It replaces your stock controller with a much better one, and yes, Auber makes controllers that you can set from an app on your phone. It has its own temp probe and all that; the only remaining parts of the MES you will be using are the cabinet and heating element. The PID will replace all the factory electronics except the heating element.


----------



## and201 (Jun 9, 2022)

Is there a way to remove whole bacck panel without crushing things?


----------



## tallbm (Jun 9, 2022)

and201 said:


> What I really like about this model is that it has remote.
> I also have cold smoke attachment for  it.
> It looks like they do not make RF models anymore...
> I wonder if I can just disable main sensor and use just a meat probe as one.
> ...



It is not possible to disable the main temp sensor and just use the meat probe as is.

It is theoretically possible to cut the wiring on the main sensor and splice in a meat probe sensor or another wall sensor to make it work BUT you have to know exactly what type of sensor they are using to begin with and hope it all works out.  There are a few different types of sensors out there.  This trial and error experiment would involve removing the back of your smoker and/or cutting a hole to get to the sensor and having about 3 different types of sensors on hand to play with, maybe more.  I can only think of like 3 different types off the top of my head.  
Think of it like changing out a part on a car like  water pump or something.  The "type" would be like a Nissan water pump, Ford water pump, GMC water pump, BMW water pump, etc. and you don't know what type of car you have so you have to try all the water pumps to figure out which one fits and works.



 DougE
 gave you a great explanation of a PID controller.  As he said it just replaces the existing controller but only uses the box and heating element from the MES.

Auber makes a Wifi PID that allows you to do everything from your phone as long as your smoker is close enough to connect to your home wifi network.  
Via this method you can access your smoker from anywhere anytime you want... as long as the PID is on and connected to the Wifi (may have to get a wifi extender to allow smoker to reach home wifi).

It runs a little bit more but everyone who gets it seems to love it, especially how much easier it is to deal with from the phone versus tweaking settings from the controller itself:





						WIFI Electric Smoker Controller, 1800 Watts [AW-1520H] - $234.99 : Auber Instruments, Inc., Temperature control solutions for home and industry
					

Auber Instruments, Inc.

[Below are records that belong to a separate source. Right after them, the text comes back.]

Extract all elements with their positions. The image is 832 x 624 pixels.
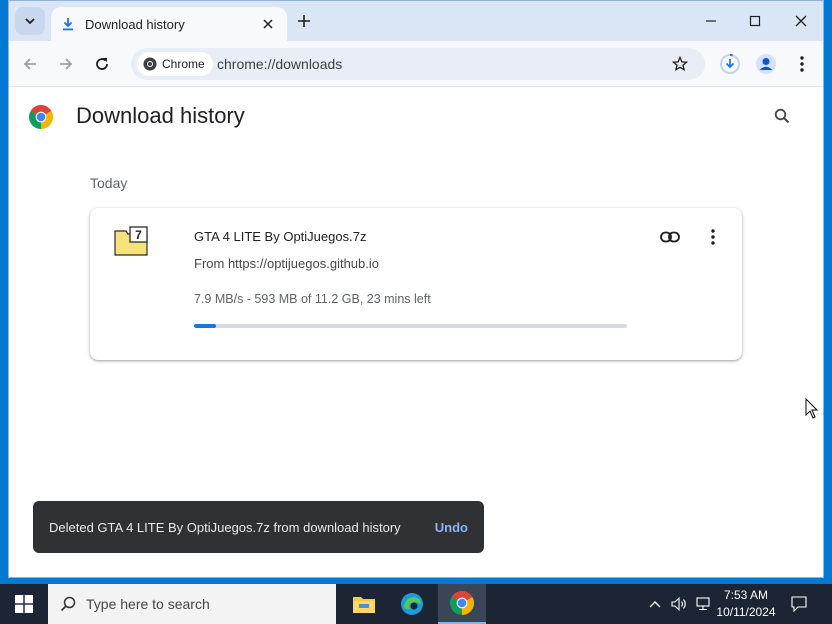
downloads-page: Download history Today 7 GTA 4 LITE By O… — [9, 87, 823, 577]
file-name[interactable]: GTA 4 LITE By OptiJuegos.7z — [194, 229, 366, 244]
avatar-icon — [756, 54, 776, 74]
taskbar-search-placeholder: Type here to search — [86, 596, 210, 612]
windows-logo-icon — [15, 595, 33, 613]
browser-window: Download history Chrome chrome://downloa… — [8, 0, 824, 578]
site-chip-label: Chrome — [162, 57, 205, 71]
search-downloads-button[interactable] — [769, 103, 795, 129]
toast-notification: Deleted GTA 4 LITE By OptiJuegos.7z from… — [33, 501, 484, 553]
arrow-right-icon — [60, 58, 73, 70]
network-button[interactable] — [692, 584, 714, 624]
page-title: Download history — [76, 103, 245, 128]
url-text[interactable]: chrome://downloads — [217, 56, 342, 72]
taskbar-clock[interactable]: 7:53 AM 10/11/2024 — [712, 587, 780, 621]
minimize-button[interactable] — [689, 7, 733, 35]
taskbar-chrome[interactable] — [438, 584, 486, 624]
start-button[interactable] — [0, 584, 48, 624]
back-button[interactable] — [17, 51, 43, 77]
minimize-icon — [706, 20, 716, 22]
arrow-left-icon — [23, 58, 36, 70]
archive-file-icon: 7 — [114, 226, 148, 256]
taskbar-file-explorer[interactable] — [340, 584, 388, 624]
download-status: 7.9 MB/s - 593 MB of 11.2 GB, 23 mins le… — [194, 292, 431, 306]
download-icon — [61, 17, 75, 31]
chevron-up-icon — [649, 601, 661, 608]
close-icon — [795, 15, 807, 27]
site-info-chip[interactable]: Chrome — [137, 52, 213, 76]
browser-toolbar: Chrome chrome://downloads — [9, 41, 823, 87]
more-vert-icon — [711, 229, 715, 245]
tab-title: Download history — [85, 16, 185, 32]
reload-button[interactable] — [89, 51, 115, 77]
edge-browser-icon — [401, 593, 423, 615]
chrome-logo-icon — [450, 591, 474, 615]
reload-icon — [96, 58, 108, 70]
tab-close-button[interactable] — [259, 15, 277, 33]
undo-button[interactable]: Undo — [435, 516, 468, 539]
download-progress-icon — [720, 54, 740, 74]
new-tab-button[interactable] — [291, 9, 317, 33]
more-vert-icon — [800, 56, 804, 72]
toast-message: Deleted GTA 4 LITE By OptiJuegos.7z from… — [49, 519, 401, 535]
download-progress-fill — [194, 324, 216, 328]
bookmark-button[interactable] — [669, 54, 691, 74]
link-icon — [660, 231, 680, 243]
maximize-button[interactable] — [733, 7, 777, 35]
file-icon-label: 7 — [135, 228, 142, 242]
download-progress-bar — [194, 324, 627, 328]
clock-date: 10/11/2024 — [716, 605, 776, 619]
clock-time: 7:53 AM — [723, 588, 769, 602]
chrome-logo-icon — [143, 57, 157, 71]
tab-strip: Download history — [9, 1, 823, 41]
download-more-actions-button[interactable] — [700, 224, 726, 250]
chrome-logo-icon — [29, 105, 53, 129]
taskbar: Type here to search 7:53 AM 10/11/2024 — [0, 584, 832, 624]
close-icon — [263, 19, 273, 29]
taskbar-edge[interactable] — [388, 584, 436, 624]
forward-button[interactable] — [53, 51, 79, 77]
close-window-button[interactable] — [779, 7, 823, 35]
notification-center-button[interactable] — [786, 584, 812, 624]
file-source-url: From https://optijuegos.github.io — [194, 256, 379, 271]
mouse-cursor-icon — [805, 398, 819, 419]
network-icon — [696, 597, 710, 611]
search-icon — [774, 108, 790, 124]
profile-button[interactable] — [753, 51, 779, 77]
date-header: Today — [90, 175, 128, 191]
menu-button[interactable] — [789, 51, 815, 77]
tab-downloads[interactable]: Download history — [51, 7, 287, 41]
search-icon — [60, 596, 76, 612]
volume-button[interactable] — [668, 584, 690, 624]
tab-search-button[interactable] — [15, 7, 45, 35]
copy-link-button[interactable] — [657, 224, 683, 250]
star-icon — [672, 56, 688, 72]
taskbar-search-box[interactable]: Type here to search — [48, 584, 336, 624]
notification-icon — [791, 596, 807, 612]
plus-icon — [298, 15, 310, 27]
download-item: 7 GTA 4 LITE By OptiJuegos.7z From https… — [90, 208, 742, 360]
tray-overflow-button[interactable] — [644, 584, 666, 624]
address-bar[interactable]: Chrome chrome://downloads — [131, 48, 705, 80]
speaker-icon — [671, 597, 686, 611]
chevron-down-icon — [25, 18, 35, 25]
maximize-icon — [749, 15, 761, 27]
folder-icon — [353, 597, 375, 613]
downloads-button[interactable] — [717, 51, 743, 77]
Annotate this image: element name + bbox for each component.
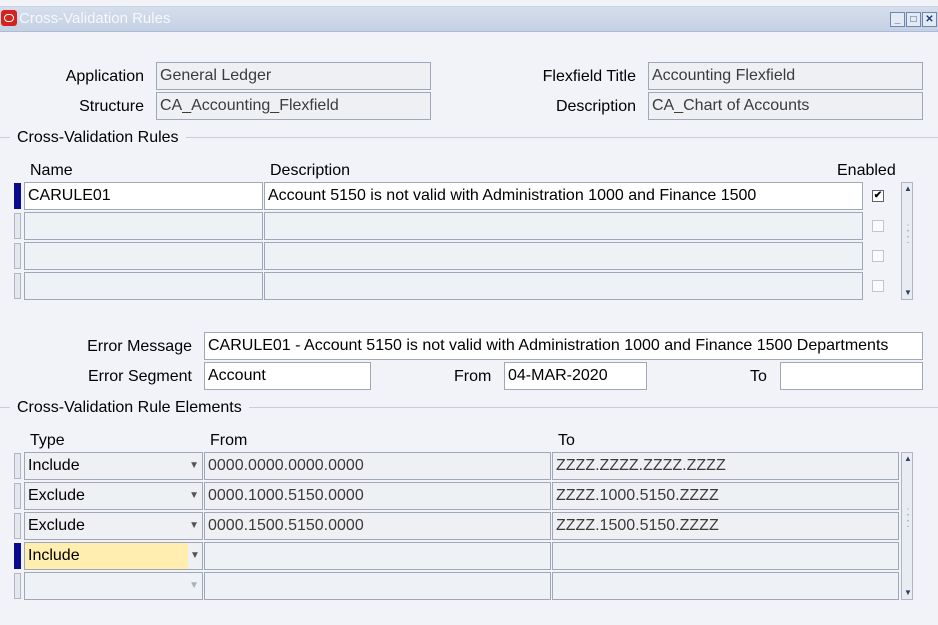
rule-name-field[interactable]: [24, 212, 263, 240]
to-date-label: To: [750, 368, 767, 385]
toolbar-strip: [0, 0, 938, 7]
scroll-up-icon[interactable]: ▲: [902, 183, 914, 195]
error-segment-field[interactable]: Account: [204, 362, 371, 390]
description-field[interactable]: CA_Chart of Accounts: [648, 92, 923, 120]
chevron-down-icon[interactable]: ▼: [189, 573, 199, 599]
error-message-field[interactable]: CARULE01 - Account 5150 is not valid wit…: [204, 332, 923, 360]
enabled-checkbox[interactable]: [872, 250, 884, 262]
structure-label: Structure: [79, 98, 144, 115]
description-column-header: Description: [270, 162, 351, 179]
type-value: Exclude: [28, 487, 85, 504]
minimize-icon[interactable]: _: [890, 12, 905, 27]
row-selector[interactable]: [14, 573, 21, 599]
structure-field[interactable]: CA_Accounting_Flexfield: [156, 92, 431, 120]
element-to-field[interactable]: ZZZZ.1500.5150.ZZZZ: [552, 512, 899, 540]
flexfield-title-field[interactable]: Accounting Flexfield: [648, 62, 923, 90]
type-column-header: Type: [30, 432, 65, 449]
element-from-field[interactable]: 0000.0000.0000.0000: [204, 452, 551, 480]
name-column-header: Name: [30, 162, 73, 179]
rule-name-field[interactable]: [24, 242, 263, 270]
elements-scrollbar[interactable]: ▲ ⁚ ⁚ ⁚ ▼: [901, 452, 913, 600]
row-selector[interactable]: [14, 483, 21, 509]
row-selector[interactable]: [14, 273, 21, 299]
rule-description-field[interactable]: Account 5150 is not valid with Administr…: [264, 182, 863, 210]
row-selector[interactable]: [14, 183, 21, 209]
window-title-bar: Cross-Validation Rules _ □ ✕: [0, 7, 938, 32]
enabled-column-header: Enabled: [837, 162, 896, 179]
row-selector[interactable]: [14, 513, 21, 539]
rule-description-field[interactable]: [264, 272, 863, 300]
error-message-label: Error Message: [87, 338, 192, 355]
row-selector[interactable]: [14, 213, 21, 239]
elements-section-title: Cross-Validation Rule Elements: [10, 399, 249, 417]
element-from-field[interactable]: [204, 572, 551, 600]
oracle-logo-icon: [1, 10, 17, 26]
enabled-checkbox[interactable]: [872, 280, 884, 292]
rule-description-field[interactable]: [264, 212, 863, 240]
chevron-down-icon[interactable]: ▼: [189, 513, 199, 539]
from-date-label: From: [454, 368, 492, 385]
element-from-field[interactable]: 0000.1000.5150.0000: [204, 482, 551, 510]
chevron-down-icon[interactable]: ▼: [188, 543, 202, 569]
rule-name-field[interactable]: CARULE01: [24, 182, 263, 210]
row-selector[interactable]: [14, 243, 21, 269]
from-column-header: From: [210, 432, 248, 449]
row-selector[interactable]: [14, 453, 21, 479]
close-icon[interactable]: ✕: [922, 12, 937, 27]
window-title: Cross-Validation Rules: [19, 10, 171, 27]
type-value: Include: [28, 457, 80, 474]
element-from-field[interactable]: 0000.1500.5150.0000: [204, 512, 551, 540]
type-dropdown[interactable]: Exclude ▼: [24, 512, 203, 540]
rule-description-field[interactable]: [264, 242, 863, 270]
type-dropdown[interactable]: Exclude ▼: [24, 482, 203, 510]
to-date-field[interactable]: [780, 362, 923, 390]
application-label: Application: [65, 68, 144, 85]
flexfield-title-label: Flexfield Title: [542, 68, 636, 85]
chevron-down-icon[interactable]: ▼: [189, 483, 199, 509]
scroll-up-icon[interactable]: ▲: [902, 453, 914, 465]
type-value: Include: [28, 547, 80, 564]
from-date-field[interactable]: 04-MAR-2020: [504, 362, 647, 390]
type-dropdown[interactable]: ▼: [24, 572, 203, 600]
application-field[interactable]: General Ledger: [156, 62, 431, 90]
element-to-field[interactable]: ZZZZ.ZZZZ.ZZZZ.ZZZZ: [552, 452, 899, 480]
element-to-field[interactable]: ZZZZ.1000.5150.ZZZZ: [552, 482, 899, 510]
maximize-icon[interactable]: □: [906, 12, 921, 27]
rules-section-title: Cross-Validation Rules: [10, 129, 186, 147]
type-value: Exclude: [28, 517, 85, 534]
description-label: Description: [555, 98, 636, 115]
rules-scrollbar[interactable]: ▲ ⁚ ⁚ ⁚ ▼: [901, 182, 913, 300]
enabled-checkbox[interactable]: ✔: [872, 190, 884, 202]
element-to-field[interactable]: [552, 542, 899, 570]
enabled-checkbox[interactable]: [872, 220, 884, 232]
row-selector[interactable]: [14, 543, 21, 569]
scroll-grip-icon[interactable]: ⁚ ⁚ ⁚: [902, 224, 914, 245]
chevron-down-icon[interactable]: ▼: [189, 453, 199, 479]
to-column-header: To: [558, 432, 575, 449]
scroll-down-icon[interactable]: ▼: [902, 587, 914, 599]
type-dropdown[interactable]: Include ▼: [24, 542, 203, 570]
scroll-down-icon[interactable]: ▼: [902, 287, 914, 299]
type-dropdown[interactable]: Include ▼: [24, 452, 203, 480]
scroll-grip-icon[interactable]: ⁚ ⁚ ⁚: [902, 508, 914, 529]
element-from-field[interactable]: [204, 542, 551, 570]
element-to-field[interactable]: [552, 572, 899, 600]
rule-name-field[interactable]: [24, 272, 263, 300]
error-segment-label: Error Segment: [87, 368, 192, 385]
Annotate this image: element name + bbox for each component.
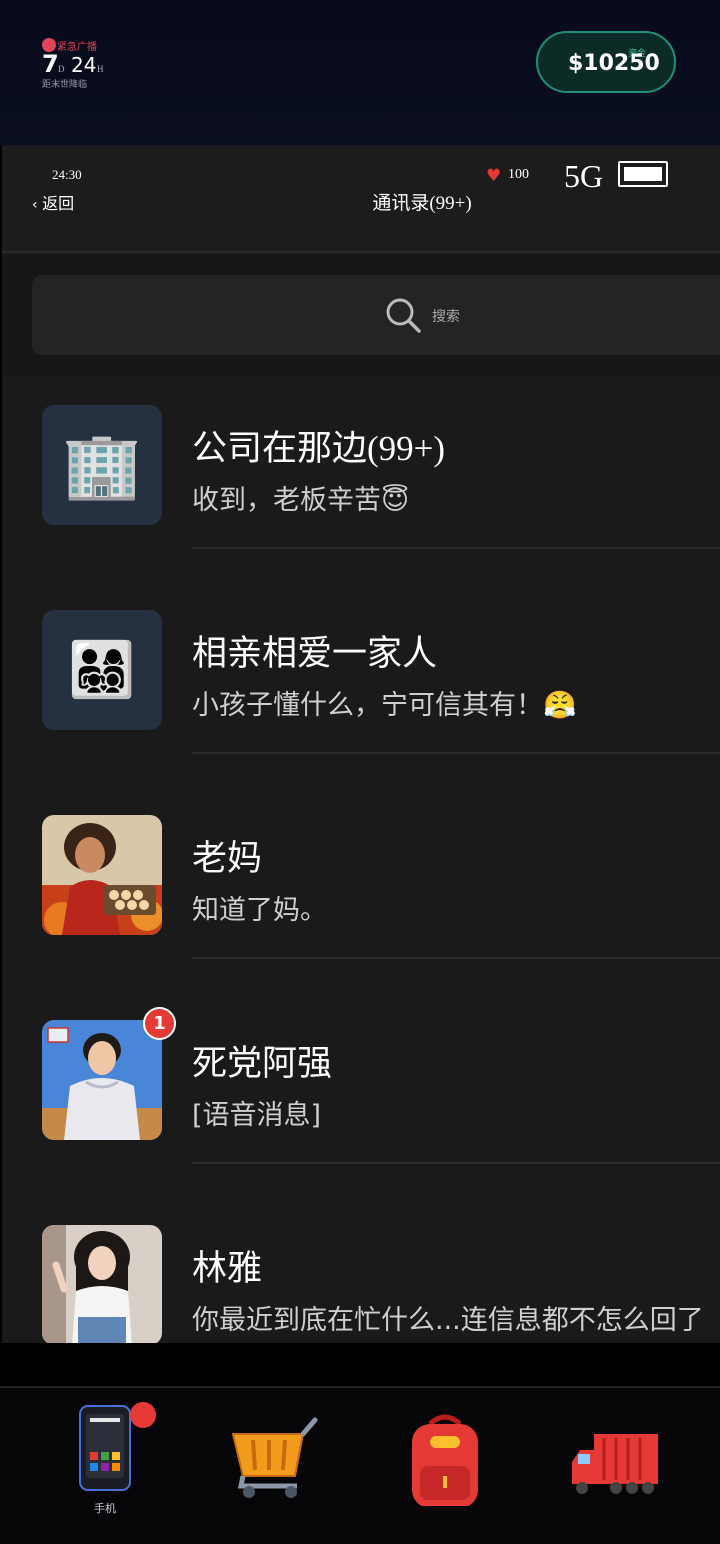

WIFI Electric Smoker Controller, 1800 Watts [AW-1520H] - This plug-and-play PID controller regulates the temperature of the electric smokers, such as Smokin-it®, Smokin Tex and Masterbuilt Smoker. This controller uses a PID algorithm to automatically adjust the power...



					www.auberins.com
				




Again, the cost of these controllers can make someone think "I can almost buy a new MES for that much".  Which is not wrong BUT... when you put a controller like this on simply rewired MES, you are turning your golf cart of an MES into a Ferrari of a smoker that can do anything!  So it really becomes apples to oranges to compare.


----------



## tallbm (Jun 9, 2022)

and201 said:


> Is there a way to remove whole bacck panel without crushing things?


Looking at your pictues, you have the MOST annoying MES back that they make.  Some models are riveted where you just drill out the rivets and it comes out easily and you screw back with sheet metal screws.

Yours has a lip that the sheet metal fits into.  I've removed and re-added the back of one like yours and there is no way in the world to get it back in cleanly.
You will spend an hour trying to bend the metal back to fit the lip and hammering the back into the lip and it still wont fit properly.  I then had to sheet metal screw in a few spots so it would be back in place but I did not enjoy the experience.

If I had to do over again, I would never remove the back of an MES if it is like the one you have if I didn't have to. I would just cut into it and patch over the cuts.

Why did I remove the back on the one I messed with??? I wanted to learn and confirm all the wiring and components in order to learn how to properly and safely perform the rewire for using PID controllers :)

If you cut a hole in the back to get to your main temp sensor you will also have to dig out a bunch of insulation too.  The main temp probe and wiring is performed before they spray in the foam insulation therefore it is right up against the interior wall of the smoker for you to get to.


----------



## SecondHandSmoker (Jun 9, 2022)

A
 and201
 From the pics you posted, I observed what seems to be an excessive amount of rust on the back panel and other areas on the smoker.  
That rust alone would stop me from removing the back panel.  
In fact, the rust would make me think twice about even trying to repair the smoker or adding a PID controller.  
If the rust is not stopped, it will continue to corrode both the internal and external sheetmetal.  That is an undertaking I would not even consider. 
And as 

 tallbm
 mentioned, due to the age of the smoker, replacement parts may no longer be available.  
This is just my 2¢ opinion.


----------



## and201 (Jun 9, 2022)

Spent time today going thru wires and was able to fix errorF. Panel is back to work and with overheat switch bypass heater went on.
Great! Old boy will still smoke!
I will order new ceramic switch from above and hope will get it to work soon.

Many thanks to all who help with this thread!


----------



## SecondHandSmoker (Jun 9, 2022)

and201 said:


> Spent time today going thru wires and was able to fix errorF. Panel is back to work and with overheat switch bypass heater went on.
> Great! Old boy will still smoke!
> I will order new ceramic switch from above and hope will get it to work soon.
> 
> Many thanks to all who help with this thread!



Great news!
Thanks for the update.


----------



## tallbm (Jun 9, 2022)

and201 said:


> Spent time today going thru wires and was able to fix errorF. Panel is back to work and with overheat switch bypass heater went on.
> Great! Old boy will still smoke!
> I will order new ceramic switch from above and hope will get it to work soon.
> 
> Many thanks to all who help with this thread!



Glad to hear!
Now you know a lot more about the wiring and the workings so if it craps out on you, there are some options for you to take :)


----------